体を動かし、温め、防御するなどの様々な働きを持ちます。

【血】
血液とその中に含まれる栄養。全身に栄養を運び、臓腑を滋養する役割を持ちます。

【水】
血液以外の体液(リンパ液、唾液、汗、尿など)。体を潤し、老廃物を運搬する役割を持ちます。

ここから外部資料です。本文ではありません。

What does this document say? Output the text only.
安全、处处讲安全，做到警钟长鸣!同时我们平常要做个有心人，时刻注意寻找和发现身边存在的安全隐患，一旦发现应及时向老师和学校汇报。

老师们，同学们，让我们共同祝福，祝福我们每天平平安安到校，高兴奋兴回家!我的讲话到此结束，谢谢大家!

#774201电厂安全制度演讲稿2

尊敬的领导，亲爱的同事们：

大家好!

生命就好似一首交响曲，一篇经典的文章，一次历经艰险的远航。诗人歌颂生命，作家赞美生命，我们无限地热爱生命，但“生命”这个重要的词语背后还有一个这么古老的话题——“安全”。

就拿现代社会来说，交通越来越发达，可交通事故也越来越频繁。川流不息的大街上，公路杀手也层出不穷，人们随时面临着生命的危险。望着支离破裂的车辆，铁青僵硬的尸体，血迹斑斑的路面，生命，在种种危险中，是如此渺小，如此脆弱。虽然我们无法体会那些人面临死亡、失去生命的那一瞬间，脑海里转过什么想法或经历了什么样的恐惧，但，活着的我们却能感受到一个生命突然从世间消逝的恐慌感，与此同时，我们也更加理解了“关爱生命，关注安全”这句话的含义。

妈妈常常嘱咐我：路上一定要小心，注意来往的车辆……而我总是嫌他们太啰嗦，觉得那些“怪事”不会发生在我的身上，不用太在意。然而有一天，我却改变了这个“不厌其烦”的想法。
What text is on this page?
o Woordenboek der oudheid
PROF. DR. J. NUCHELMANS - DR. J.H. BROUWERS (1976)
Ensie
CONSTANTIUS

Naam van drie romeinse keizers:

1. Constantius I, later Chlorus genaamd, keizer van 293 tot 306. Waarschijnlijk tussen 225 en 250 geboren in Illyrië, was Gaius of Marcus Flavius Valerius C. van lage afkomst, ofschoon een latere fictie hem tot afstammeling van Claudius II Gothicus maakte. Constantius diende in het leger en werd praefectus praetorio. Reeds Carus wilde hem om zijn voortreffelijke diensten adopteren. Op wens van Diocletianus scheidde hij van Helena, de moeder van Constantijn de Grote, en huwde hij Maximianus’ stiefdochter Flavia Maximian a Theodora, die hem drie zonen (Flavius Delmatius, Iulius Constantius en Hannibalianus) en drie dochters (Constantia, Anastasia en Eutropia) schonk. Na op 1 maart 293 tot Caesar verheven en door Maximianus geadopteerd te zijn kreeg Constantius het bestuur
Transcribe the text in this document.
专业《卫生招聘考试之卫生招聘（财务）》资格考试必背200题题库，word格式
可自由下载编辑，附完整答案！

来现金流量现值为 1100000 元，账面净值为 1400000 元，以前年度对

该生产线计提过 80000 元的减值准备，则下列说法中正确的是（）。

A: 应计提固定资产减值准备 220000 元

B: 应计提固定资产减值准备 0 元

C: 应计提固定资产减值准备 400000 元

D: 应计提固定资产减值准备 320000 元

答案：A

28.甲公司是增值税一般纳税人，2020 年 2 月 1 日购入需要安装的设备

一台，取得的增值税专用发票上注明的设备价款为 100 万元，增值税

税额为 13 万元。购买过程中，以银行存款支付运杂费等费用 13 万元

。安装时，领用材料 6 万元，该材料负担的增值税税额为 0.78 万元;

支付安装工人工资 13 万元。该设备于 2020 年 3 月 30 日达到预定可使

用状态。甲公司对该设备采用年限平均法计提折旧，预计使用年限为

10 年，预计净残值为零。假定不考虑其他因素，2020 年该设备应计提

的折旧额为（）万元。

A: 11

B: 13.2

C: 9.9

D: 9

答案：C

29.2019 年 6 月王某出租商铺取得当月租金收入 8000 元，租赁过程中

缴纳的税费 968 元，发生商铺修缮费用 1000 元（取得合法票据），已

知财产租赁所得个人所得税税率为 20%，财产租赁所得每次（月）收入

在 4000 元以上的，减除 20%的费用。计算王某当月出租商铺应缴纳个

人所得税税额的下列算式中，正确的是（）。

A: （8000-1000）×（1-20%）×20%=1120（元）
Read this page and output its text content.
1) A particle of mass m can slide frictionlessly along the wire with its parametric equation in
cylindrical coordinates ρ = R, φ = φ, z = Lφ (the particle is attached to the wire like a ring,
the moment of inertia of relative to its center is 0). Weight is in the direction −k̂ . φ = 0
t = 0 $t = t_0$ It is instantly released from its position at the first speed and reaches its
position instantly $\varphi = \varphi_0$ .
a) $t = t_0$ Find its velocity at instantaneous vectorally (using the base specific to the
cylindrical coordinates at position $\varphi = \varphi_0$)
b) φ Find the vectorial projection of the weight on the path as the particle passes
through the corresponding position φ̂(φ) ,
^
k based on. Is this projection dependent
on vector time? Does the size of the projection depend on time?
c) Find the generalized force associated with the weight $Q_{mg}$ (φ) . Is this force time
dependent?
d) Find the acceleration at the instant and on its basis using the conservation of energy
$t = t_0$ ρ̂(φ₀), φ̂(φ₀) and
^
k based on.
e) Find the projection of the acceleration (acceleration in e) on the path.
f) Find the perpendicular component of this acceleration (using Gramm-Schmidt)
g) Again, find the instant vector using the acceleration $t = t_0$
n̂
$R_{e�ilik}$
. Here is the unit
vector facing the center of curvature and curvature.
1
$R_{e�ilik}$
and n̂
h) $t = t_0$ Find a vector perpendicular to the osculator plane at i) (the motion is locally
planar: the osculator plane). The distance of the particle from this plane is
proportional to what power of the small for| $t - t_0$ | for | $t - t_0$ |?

これらの要素がバランス良く体内を巡ることで、私たちは健康を維持することができます。
これらのバランスが崩れると、様々な不調が現れると考えます。

例えば、気が不足すると疲れやすくなったり、血が不足すると貧血になったり、水の巡りが悪くなるとむくみやすくなったりします。

陰陽五行

また、「陰陽五行説(いんようごぎょうせつ)」も東洋医学の重要な理論です。

【陰陽説】
すべてのものは「陰」と「陽」の二つの性質に分けられるという考え方。
例えば、昼と夜、男性と女性、熱と冷、動と静など、対照的な性質を持つものが、互いにバランスを取りながら存在しています。

【五行説】
自然界のすべてのものは、「木・火・土・金・水」の五つの要素で構成されているという考え方。
五行は互いに影響を与え合い、変化していくと考えます。例えば、「木は火を生じ、火は土を生じ、土は金を生じ、金は水を生じ、水は木を生じる」という相生関係や、「木は土を剋し、火は金を剋し、土は水を剋し、金は木を剋し、水は火を剋する」という相剋関係があります。

これらの理論を人体に当てはめ、臓腑や生理機能との関係を説明することで、身体全体のバランスを理解しようとします。

例えば、肝は「木」に属し、怒りの感情と関連付けられたり、腎は「水」に属し、生命力や成長と関連付けられたりします。

体調不良を感じた時に意識すること〜日常生活への応用〜全体観を活かすヒント〜

では、日常生活で体調不良を感じた時に、東洋医学の全体観をどのように活かせるでしょうか?
以下に具体的なヒントと養生法を紹介します。

体の声に耳を傾ける

疲れやすい、食欲がない、眠れない、イライラする、便秘がちなど、身体が発するサインに注意を払いましょう。
これらのサインは、体のバランスが崩れていることを教えてくれています。

生活習慣を見直す

食事、睡眠、運動、仕事、人間関係など、生活習慣全体を見直してみましょう。
偏った食生活、睡眠不足、運動不足、過労、ストレスなどは、心身のバランスを崩す大きな原因となります。

心身のリラックス

ストレスは心身のバランスを崩す大きな原因となります。
自分に合ったリラックス方法を見つけ、積極的に取り入れるように心がけましょう。
例えば、深呼吸、瞑想、ヨガ、散歩、音楽鑑賞、趣味の時間など、自分が心地よく感じることを行うことが大切です。

バランスの取れた食事

栄養バランスの良い食事を規則正しく摂ることは、基本中の基本です。
とくに、温かい食事を摂るように心がけましょう。
東洋医学では、冷たい食べ物や飲み物は、胃腸を冷やし、消化機能を低下させると考えます。

質の高い睡眠

十分な睡眠時間を確保し、質の高い睡眠をとることは、心身の回復に不可欠です。
夜更かしを避け、規則正しい生活リズムを心がけましょう。

適度な運動

ウォーキングやヨガ、ストレッチなど、無理のない範囲で続けられる運動を行うことは、血行を促進し、気の巡りを良くする効果があります。

深呼吸

意識的に深い呼吸をすることで、心身をリラックスさせ、気の流れを整える効果があります。

ツボ押し・セルフお灸

体の特定の部位(ツボ)を刺激することで、不調を改善する効果が期待できます。
例えば、足三里(あしさんり)というツボは、胃腸の調子を整える効果があると言われています。

これらの養生法は、特定の症状を改善するだけでなく、体全体のバランスを整え、自然治癒力を高める効果があります。
現代医学的な治療と併用することで、より効果的な健康管理を行うことができるでしょう。